Был отлив. Морское дно обнажилось почти на целую милю. Выгрузка откладывалась до утра, до полной воды. Местные кунгасы, огромные, с высокими бортами, сейчас сидели на мели, накренившись на бок, обсыхали…
В Охотском море — самые высокие в мире приливы и самые низкие отливы. И трудно было поверить, что через шесть-семь часов море вернется к своим берегам и поднимет эти огромные кунгасы и они свободно и послушно поплывут… И тогда начнется разгрузка парохода. Ждать нужно шесть-семь часов. Но когда дождешься полной воды, то эта же вода затопит мелкие лагуны, что отделяют косы, или, по-местному, кошки, от матерого берега, и тогда, чтоб пройти с кошки на берег, где расположилось селение Ола, придется ждать полного отлива — еще шесть-семь часов…
Тут не стихи читать, а ругаться… Билибин, громыхая сапогами, пошел к капитану, поднял его с постели и, обещая хорошо заплатить, попросил спустить шлюпку. Вместе с собой он взял Раковского и Седалищева.
Часть вторая
ВЕЛИКОЕ СИДЕНИЕ
ОЛЬСКАЯ ХРОНИКА
Старый тунгус сказывал:
«Давно, давно орочи, оленные люди, жили в верхнем мире, в горной тайге, где мать-земля мягким мхом расстилалась, где рос корень жизни — ягель… Где ягель — там олени. Где олени — там и оленные люди. Так они жили, и много оленей у них было — полная долина.
По однажды, в долгую зимнюю ночь, вспыхнули шесть радуг, погасили звезды, и запылали багровые сполохи. Они охватили все небо и оранжевыми столбами взметнулись вверх. А потом зелеными шелковыми лентами стали извиваться по черному как сажа небосводу.
Невиданное сияние испугало оленных людей. Они жались друг к другу, перешептывались. Шаманы изрекали: шесть радуг — знамение Эвоена — бога и праотца орочей, сполохи — его лицо в гневе, зеленые ленты — его волосы… И пророчили шаманы всякие беды. И собаки, как шаманы, страшно выли. Лишь олени спокойно доставали из-под снега ягель.

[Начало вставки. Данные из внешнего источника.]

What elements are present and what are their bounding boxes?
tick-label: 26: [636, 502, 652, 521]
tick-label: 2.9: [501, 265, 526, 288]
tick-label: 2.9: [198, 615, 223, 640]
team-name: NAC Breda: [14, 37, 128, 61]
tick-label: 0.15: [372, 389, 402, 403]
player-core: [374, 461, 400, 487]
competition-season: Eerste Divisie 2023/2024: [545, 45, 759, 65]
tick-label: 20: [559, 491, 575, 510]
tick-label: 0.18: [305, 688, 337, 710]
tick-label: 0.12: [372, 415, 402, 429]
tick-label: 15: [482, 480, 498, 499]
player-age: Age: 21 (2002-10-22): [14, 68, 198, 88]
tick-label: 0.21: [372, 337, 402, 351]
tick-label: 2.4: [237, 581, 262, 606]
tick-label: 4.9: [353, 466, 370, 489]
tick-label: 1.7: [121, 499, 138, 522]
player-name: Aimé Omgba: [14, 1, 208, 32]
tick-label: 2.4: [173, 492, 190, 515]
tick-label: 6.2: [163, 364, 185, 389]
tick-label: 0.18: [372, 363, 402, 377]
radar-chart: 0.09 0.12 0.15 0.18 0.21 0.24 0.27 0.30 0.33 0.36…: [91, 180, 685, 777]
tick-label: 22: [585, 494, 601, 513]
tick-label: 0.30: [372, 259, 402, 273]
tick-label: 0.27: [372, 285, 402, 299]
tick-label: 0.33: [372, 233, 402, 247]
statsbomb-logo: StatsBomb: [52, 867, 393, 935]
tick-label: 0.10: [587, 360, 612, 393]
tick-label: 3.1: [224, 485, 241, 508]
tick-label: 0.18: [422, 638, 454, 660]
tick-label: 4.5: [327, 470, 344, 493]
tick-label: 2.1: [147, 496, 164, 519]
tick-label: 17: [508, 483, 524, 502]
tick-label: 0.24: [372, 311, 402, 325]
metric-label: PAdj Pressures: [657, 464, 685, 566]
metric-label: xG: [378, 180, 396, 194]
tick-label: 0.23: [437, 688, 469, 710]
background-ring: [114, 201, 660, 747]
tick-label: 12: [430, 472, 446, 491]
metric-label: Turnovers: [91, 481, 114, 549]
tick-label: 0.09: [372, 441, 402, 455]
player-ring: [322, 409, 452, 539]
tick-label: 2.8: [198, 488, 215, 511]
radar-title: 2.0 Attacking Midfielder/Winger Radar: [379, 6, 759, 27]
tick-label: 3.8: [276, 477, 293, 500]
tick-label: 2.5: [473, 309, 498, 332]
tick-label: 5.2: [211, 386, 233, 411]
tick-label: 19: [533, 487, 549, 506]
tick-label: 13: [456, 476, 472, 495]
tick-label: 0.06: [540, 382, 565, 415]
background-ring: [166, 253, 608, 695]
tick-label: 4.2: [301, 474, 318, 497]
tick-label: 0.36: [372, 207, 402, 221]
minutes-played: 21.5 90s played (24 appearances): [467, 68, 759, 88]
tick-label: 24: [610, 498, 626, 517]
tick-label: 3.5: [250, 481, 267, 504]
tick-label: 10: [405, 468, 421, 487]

А когда сияние погасло, с полуночной стороны налетел сильный и холодный ветер. Вокруг все зашумело, завихрилось и закружилось в бешеной снежной пляске. Пурга разметала чумы. Пурга погнала оленей на полуденную сторону. Туда же, гонимые ветром, побрели люди и собаки.
Много дней и ночей шли они. Изнемогали, падали, поднимались… Поднимались не все — только сильные…
Разбрелись и потерялись в пурге олени. Лишь собаки да люди остались. Безоленные, голодные, измученные, собрались умирать люди. Но тут пурга улеглась, и увидели они с гор, в полуденной стороне, другой — нижний мир.
В этом мире была весна: зеленела широкая долина, быстрая река бежала по ней в море. А море было большое и синее, как небо.
И еще увидели люди: река от моря до самых гор бурлит и кишит рыбой. Рыба шла вверх, на нерест, так густо, что вытесняла одна другую на берег, в кровь разбивалась о прибрежные камни… Голодные люди бросились в нижний мир с радостными криками: «Олра!», что по-орочельски — «рыба». Олра спасла людей от смерти.
Здесь, в нижнем мире, на берегах реки и моря люди построили из лиственничных жердей чумы, покрыли их корьем и землей… Рыбы вдоволь запасли и для себя и для собак. Другой пищи не знали».